Statistical Inference Course Project Part 1

Title

Testing the Central Limit Theorem with the Exponential Distribution.

Overview

In this project we will investigate the exponential distributiuon in R and confirm that it follows the Central Limit Theorem and predicted means and standard deviations.

The exponential distribution can be simulated in R with rexp(n, lambda) where lambda is the rate parameter. The mean of exponential distribution is 1/lambda and the standard deviation is also 1/lambda.

Simulations

We will set lambda = 0.2 (as assigned) for all of the simulations. We will investigate the distribution of averages of 40 exponentials. We will do a thousand simulations.

Refer to the appendix to see the actual simulation code being run. In the code “sim” will be the number of simulations, and “n” will be the number of samples to average.

The simulation in the appendix will create a numeric vector where each entry will be the average of 40 rexp() data pulls. It will request this average 1000 times. It will also create a similar vector of each standard deviation. Data referenced in the rest of the report is from the simulated data.

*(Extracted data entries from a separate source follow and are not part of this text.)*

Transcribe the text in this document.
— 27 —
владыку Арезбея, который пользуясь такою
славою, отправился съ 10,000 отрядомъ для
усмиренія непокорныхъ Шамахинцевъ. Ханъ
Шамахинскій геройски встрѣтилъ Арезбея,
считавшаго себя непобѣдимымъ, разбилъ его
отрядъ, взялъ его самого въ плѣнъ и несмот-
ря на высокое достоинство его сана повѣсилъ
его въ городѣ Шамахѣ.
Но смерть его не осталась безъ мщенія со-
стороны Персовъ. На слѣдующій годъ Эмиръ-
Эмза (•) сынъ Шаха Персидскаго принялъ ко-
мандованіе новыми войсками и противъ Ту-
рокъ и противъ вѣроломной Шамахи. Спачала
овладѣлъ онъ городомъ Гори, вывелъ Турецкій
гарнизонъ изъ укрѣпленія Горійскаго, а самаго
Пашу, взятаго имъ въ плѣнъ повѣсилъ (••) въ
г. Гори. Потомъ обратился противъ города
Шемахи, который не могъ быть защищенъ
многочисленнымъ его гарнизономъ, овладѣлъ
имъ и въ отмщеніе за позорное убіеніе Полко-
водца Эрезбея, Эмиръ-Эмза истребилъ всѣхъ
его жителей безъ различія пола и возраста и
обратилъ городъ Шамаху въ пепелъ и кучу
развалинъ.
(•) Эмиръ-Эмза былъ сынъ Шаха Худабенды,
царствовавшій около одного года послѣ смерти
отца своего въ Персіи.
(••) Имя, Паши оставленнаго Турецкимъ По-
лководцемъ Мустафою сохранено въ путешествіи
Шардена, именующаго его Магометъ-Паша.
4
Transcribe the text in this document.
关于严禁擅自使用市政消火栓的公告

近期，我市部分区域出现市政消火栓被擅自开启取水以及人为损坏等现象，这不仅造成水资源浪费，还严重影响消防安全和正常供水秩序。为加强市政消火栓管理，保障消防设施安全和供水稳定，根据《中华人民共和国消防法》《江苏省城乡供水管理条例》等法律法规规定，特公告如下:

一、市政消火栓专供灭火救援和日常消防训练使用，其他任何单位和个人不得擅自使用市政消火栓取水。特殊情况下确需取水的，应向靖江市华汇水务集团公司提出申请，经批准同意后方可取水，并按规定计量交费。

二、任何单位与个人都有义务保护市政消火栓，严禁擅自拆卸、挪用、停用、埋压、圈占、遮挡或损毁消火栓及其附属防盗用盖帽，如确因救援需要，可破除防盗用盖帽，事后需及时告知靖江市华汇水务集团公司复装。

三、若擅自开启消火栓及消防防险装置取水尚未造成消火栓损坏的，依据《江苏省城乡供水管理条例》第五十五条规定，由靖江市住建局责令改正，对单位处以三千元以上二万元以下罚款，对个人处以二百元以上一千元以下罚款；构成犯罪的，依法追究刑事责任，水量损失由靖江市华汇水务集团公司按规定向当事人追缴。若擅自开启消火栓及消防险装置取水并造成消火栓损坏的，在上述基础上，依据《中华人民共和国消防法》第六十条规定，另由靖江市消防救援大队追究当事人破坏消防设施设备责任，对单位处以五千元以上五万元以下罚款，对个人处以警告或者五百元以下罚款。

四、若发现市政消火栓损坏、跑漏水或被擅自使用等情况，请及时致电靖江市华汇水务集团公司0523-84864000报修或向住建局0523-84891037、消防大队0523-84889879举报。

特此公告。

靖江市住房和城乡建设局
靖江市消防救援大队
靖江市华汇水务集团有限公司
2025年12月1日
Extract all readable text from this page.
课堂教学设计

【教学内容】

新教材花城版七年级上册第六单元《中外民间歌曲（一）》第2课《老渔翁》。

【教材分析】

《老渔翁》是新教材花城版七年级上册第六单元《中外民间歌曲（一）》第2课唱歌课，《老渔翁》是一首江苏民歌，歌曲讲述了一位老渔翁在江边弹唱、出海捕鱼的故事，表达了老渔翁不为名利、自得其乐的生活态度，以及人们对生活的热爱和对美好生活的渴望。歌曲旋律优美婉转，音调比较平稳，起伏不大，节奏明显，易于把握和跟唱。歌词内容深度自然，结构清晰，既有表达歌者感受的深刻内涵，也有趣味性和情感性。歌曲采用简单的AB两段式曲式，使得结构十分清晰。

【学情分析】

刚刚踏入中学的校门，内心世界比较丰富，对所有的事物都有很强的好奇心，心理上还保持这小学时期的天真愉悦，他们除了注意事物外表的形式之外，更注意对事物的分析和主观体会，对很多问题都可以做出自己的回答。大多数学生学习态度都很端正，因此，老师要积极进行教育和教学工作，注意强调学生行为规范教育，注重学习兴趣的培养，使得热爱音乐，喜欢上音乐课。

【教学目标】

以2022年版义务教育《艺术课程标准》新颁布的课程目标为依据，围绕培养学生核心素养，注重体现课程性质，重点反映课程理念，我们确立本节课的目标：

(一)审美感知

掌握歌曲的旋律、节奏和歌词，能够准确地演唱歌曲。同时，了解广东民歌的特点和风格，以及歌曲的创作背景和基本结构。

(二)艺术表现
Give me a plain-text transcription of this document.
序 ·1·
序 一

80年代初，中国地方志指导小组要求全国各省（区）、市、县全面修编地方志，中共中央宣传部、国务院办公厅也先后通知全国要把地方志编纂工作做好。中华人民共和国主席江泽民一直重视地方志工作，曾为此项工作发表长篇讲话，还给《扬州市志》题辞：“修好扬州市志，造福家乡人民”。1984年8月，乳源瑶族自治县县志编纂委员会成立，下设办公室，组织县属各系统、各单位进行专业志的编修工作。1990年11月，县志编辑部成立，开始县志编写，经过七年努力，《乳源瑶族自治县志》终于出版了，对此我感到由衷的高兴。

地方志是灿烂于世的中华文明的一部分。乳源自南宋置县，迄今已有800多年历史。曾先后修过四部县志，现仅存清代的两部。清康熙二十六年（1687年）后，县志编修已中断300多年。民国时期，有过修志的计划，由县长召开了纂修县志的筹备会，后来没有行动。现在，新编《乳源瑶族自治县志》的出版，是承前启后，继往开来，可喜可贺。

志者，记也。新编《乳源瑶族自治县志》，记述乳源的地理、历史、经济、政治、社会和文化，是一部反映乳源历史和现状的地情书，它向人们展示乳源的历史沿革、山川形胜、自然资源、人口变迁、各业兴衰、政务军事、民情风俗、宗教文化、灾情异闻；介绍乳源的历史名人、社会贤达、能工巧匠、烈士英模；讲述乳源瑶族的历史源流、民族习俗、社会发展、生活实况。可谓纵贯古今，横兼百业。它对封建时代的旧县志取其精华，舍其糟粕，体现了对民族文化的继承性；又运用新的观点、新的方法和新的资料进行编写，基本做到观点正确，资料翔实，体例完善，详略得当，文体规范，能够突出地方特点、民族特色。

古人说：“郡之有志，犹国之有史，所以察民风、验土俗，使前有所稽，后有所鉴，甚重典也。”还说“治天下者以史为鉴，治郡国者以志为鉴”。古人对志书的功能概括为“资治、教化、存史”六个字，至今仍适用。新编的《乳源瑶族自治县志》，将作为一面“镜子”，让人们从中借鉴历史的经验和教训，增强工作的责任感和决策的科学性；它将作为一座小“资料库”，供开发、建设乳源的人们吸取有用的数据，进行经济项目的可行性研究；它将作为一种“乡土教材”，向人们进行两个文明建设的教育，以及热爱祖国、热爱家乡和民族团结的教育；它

Sample Mean versus Theoretical Mean

# Calculate theoretical and real means
theomean <- 1/lambda
realmean <- mean(expavg)

The theoretical mean of the exponential distribution is 1/lambda. At lambda = 0.2 the theoretical mean is 5. The calculated mean after 1000 simulations is 5.0309717.

Sample Deviation versus Theoretical Deviation

# Calculate theoretical and real standard deviations
theosd <- 1/lambda
realsd <- mean(expsd)

The theoretical standard deviation of the exponential distribution is 1/lambda as well. At lambda = 0.2 the theoretical deviation is 5. The average of all the calculated standard deviations (of each 40 variable set) is 4.9262426.

Sample Varience versus Theoretical Varience

# Calculate theoretical and real varience
theovar <- (1/lambda)^2/n
realvar <- var(expavg)

This is affected by the number of samples (40). If 40 samples are taken, the standard error would be (1/lambda)/sqrt(n). At lambda = 0.2 and with 40 samples the theoretical varience is 0.625. The actual variance is 0.6454564.

Distribution of the Means

The distribution of the means for 1000 simulated means should theoretically form the shape of a standard normal distribution. Let’s plot our simulation to see if that’s true.

This is very close to the familiar bell curve. Increasing the number of simulations will increase how closely this conforms to the standard normal bell curve.

Appendix of all Simulation Code

# The exponential function comes in the form rexp(n, lambda).
# We will request 40 samples, and then take their mean.
# This procedure will be completed 1,000 times.
lambda <- 0.2
sim <- 1000
n <- 40

expavg <- NULL
expsd <- NULL

# Set seed for reproducability
set.seed(1337)
for (i in 1:sim) {
    expavg <- append((expavg), mean(rexp(n,lambda)))
    expsd <- append((expsd), sd(rexp(n,lambda)))
}

# Calculate theoretical and real means
theomean <- 1/lambda
realmean <- mean(expavg)

# Calculate theoretical and real standard deviations
theosd <- 1/lambda
realsd <- mean(expsd)

# Calculate theoretical and real varience
theovar <- (1/lambda)^2/n
realvar <- var(expavg)

# Plot the data as a histogram and draw the approximate curve.
library(ggplot2)

df <- as.data.frame(expavg)

g <- ggplot(df, aes(expavg)) + 
    geom_histogram(aes(y=..density..), binwidth=0.1) +
    geom_density(color="red", size=2);

print(g)